Gift 4: A high quality milk replacer
A top-quality milk replacer gives your calves the best possible start in life! Growth requires a significant amount of protein and energy. Protein is a critical nutrient for development of immune function, muscle growth, and bone development. Calves also need energy to help them grow and maintain their body temperature. Both ingredients and quantity can affect feed efficiency; the more digestible, the more efficient. A milk replacer’s digestibility is influenced by the type of protein and fat source used along with its manufacturing process. It pays to buy milk replacer from a trusted supplier.
Newborn to 3 weeks of age - Feed an extra 50g of milk replacer or 0.33l of whole milk per day for each 5°C drop below 15°C.

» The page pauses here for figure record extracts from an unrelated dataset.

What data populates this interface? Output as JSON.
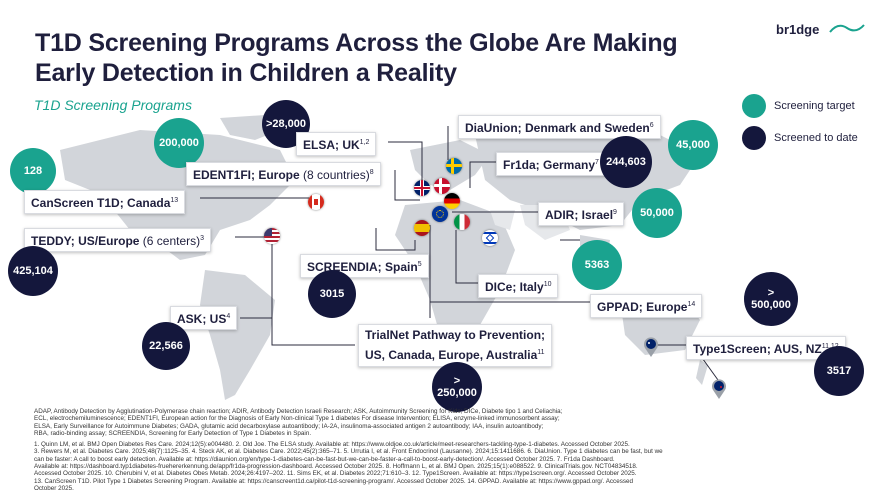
{
  "header": {
    "title_line1": "T1D Screening Programs Across the Globe Are Making",
    "title_line2": "Early Detection in Children a Reality",
    "subtitle": "T1D Screening Programs"
  },
  "logo": {
    "text": "br1dge"
  },
  "legend": {
    "target_label": "Screening target",
    "screened_label": "Screened to date",
    "target_color": "#1aa38f",
    "screened_color": "#14173c"
  },
  "programs": {
    "canscreen": {
      "name": "CanScreen T1D; Canada",
      "ref": "13",
      "value": "128"
    },
    "teddy": {
      "name": "TEDDY; US/Europe",
      "extra": "(6 centers)",
      "ref": "3",
      "value": "425,104"
    },
    "ask": {
      "name": "ASK; US",
      "ref": "4",
      "value": "22,566"
    },
    "edentifi": {
      "name": "EDENT1FI; Europe",
      "extra": "(8 countries)",
      "ref": "8",
      "value": "200,000"
    },
    "elsa": {
      "name": "ELSA; UK",
      "ref": "1,2",
      "value": ">28,000"
    },
    "diaunion": {
      "name": "DiaUnion; Denmark and Sweden",
      "ref": "6",
      "value": "45,000"
    },
    "fr1da": {
      "name": "Fr1da; Germany",
      "ref": "7",
      "value": "244,603"
    },
    "adir": {
      "name": "ADIR; Israel",
      "ref": "9",
      "value": "50,000"
    },
    "screendia": {
      "name": "SCREENDIA; Spain",
      "ref": "5",
      "value": "3015"
    },
    "dice": {
      "name": "DICe; Italy",
      "ref": "10",
      "value": "5363"
    },
    "gppad": {
      "name": "GPPAD; Europe",
      "ref": "14",
      "value": ">\n500,000"
    },
    "trialnet": {
      "name_line1": "TrialNet Pathway to Prevention;",
      "name_line2": "US, Canada, Europe, Australia",
      "ref": "11",
      "value": ">\n250,000"
    },
    "type1screen": {
      "name": "Type1Screen; AUS, NZ",
      "ref": "11,12",
      "value": "3517"
    }
  },
  "icons": [
    "flag-canada-icon",
    "flag-us-icon",
    "flag-uk-icon",
    "flag-denmark-icon",
    "flag-sweden-icon",
    "flag-germany-icon",
    "flag-eu-icon",
    "flag-spain-icon",
    "flag-italy-icon",
    "flag-israel-icon",
    "pin-australia-icon",
    "pin-newzealand-icon"
  ],
  "footnotes": {
    "abbrev": [
      "ADAP, Antibody Detection by Agglutination-Polymerase chain reaction; ADIR, Antibody Detection Israeli Research; ASK, Autoimmunity Screening for Kids; DICe, Diabete tipo 1 and Celiachia;",
      "ECL, electrochemiluminescence; EDENT1FI, European action for the Diagnosis of Early Non-clinical Type 1 diabetes For disease Intervention; ELISA, enzyme-linked immunosorbent assay;",
      "ELSA, Early Surveillance for Autoimmune Diabetes; GADA, glutamic acid decarboxylase autoantibody; IA-2A, insulinoma-associated antigen 2 autoantibody; IAA, insulin autoantibody;",
      "RBA, radio-binding assay; SCREENDIA, Screening for Early Detection of Type 1 Diabetes in Spain."
    ],
    "refs": [
      "1. Quinn LM, et al. BMJ Open Diabetes Res Care. 2024;12(5):e004480. 2. Old Joe. The ELSA study. Available at: https://www.oldjoe.co.uk/article/meet-researchers-tackling-type-1-diabetes. Accessed October 2025.",
      "3. Rewers M, et al. Diabetes Care. 2025;48(7):1125–35. 4. Steck AK, et al. Diabetes Care. 2022;45(2):365–71. 5. Urrutia I, et al. Front Endocrinol (Lausanne). 2024;15:1411686. 6. DiaUnion. Type 1 diabetes can be fast, but we",
      "can be faster: A call to boost early detection. Available at: https://diaunion.org/en/type-1-diabetes-can-be-fast-but-we-can-be-faster-a-call-to-boost-early-detection/. Accessed October 2025. 7. Fr1da Dashboard.",
      "Available at: https://dashboard.typ1diabetes-fruehererkennung.de/app/fr1da-progression-dashboard. Accessed October 2025. 8. Hoffmann L, et al. BMJ Open. 2025;15(1):e088522. 9. ClinicalTrials.gov. NCT04834518.",
      "Accessed October 2025. 10. Cherubini V, et al. Diabetes Obes Metab. 2024;26:4197–202. 11. Sims EK, et al. Diabetes 2022;71:610–3. 12. Type1Screen. Available at: https://type1screen.org/. Accessed October 2025.",
      "13. CanScreen T1D. Pilot Type 1 Diabetes Screening Program. Available at: https://canscreent1d.ca/pilot-t1d-screening-program/. Accessed October 2025. 14. GPPAD. Available at: https://www.gppad.org/. Accessed",
      "October 2025."
    ]
  }
}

Calves older than 3 weeks of age - Feed an extra 50g of milk replacer or 0.33 l of whole milk per day for each 5°C drop below 10°C
Gift 5: A palatable calf starter
Consuming calf starters is essential to the development of the calf’s rumen. Improved early nutrition and growth rates are correlated with increased plasma IGF-1, a hormone associated with increased growth rates, and this helps to support increased disease resistance, improved immune response and decreased mortality‚ all vital to rearing and finishing healthy calves. The early intake of solid feed helps to condition the immature rumen and encourage it to develop so that the calf can eventually obtain a high proportion of its nutrient requirements from solid rather than liquid feed at an earlier time than would happen naturally.
Rather than weaning at a fixed time, it is best done when the calf is consuming a minimum daily target of 1kg of solid feed for 3 consecutive days. Some calves achieve this at around 5 weeks, whilst others will take almost 8 weeks to consume this amount. Remember that your calf naturally consumes milk for at least this length of time.
Want to know more about feed conversion? Check out our Farmers Guide to Feed Conversion Efficiency today!
Gift 6: Gentle weaning
Weaning can be defined as the point when calves transfer from a liquid to solid diet. This is carried out successfully when the rumen has developed sufficiently to support the fermentation and digestion of solid feed. Weaning can be stressful. Abrupt weaning can lead to significant growth setbacks if the calf’s rumen has not developed sufficiently to digest and utilise solid feed efficiently at this stage. The result is that the nutrient uptake from the solid feed cannot completely replace the nutrients previously supplied by milk. Remember that if a calf is consuming 1.5kg/day of solid feed and 4 litres of milk @ 12.5% concentration one day before weaning, it needs to consume nearly 2kg/day solid feed the day after weaning to replace the energy previously supplied by the milk!
Gradual weaning reduces the calf’s risk of developing diseases.
The key factors for successful weaning from any rearing system are:
- Fresh water available at all times – to encourage rumen development.
- High quality starter feed available but offered in small quantities fresh each day.
- Access to long fibre (e.g. straw in racks to encourage solid feed intake).
- Eating minimum 1.5kg of solid feed daily for 3 consecutive days.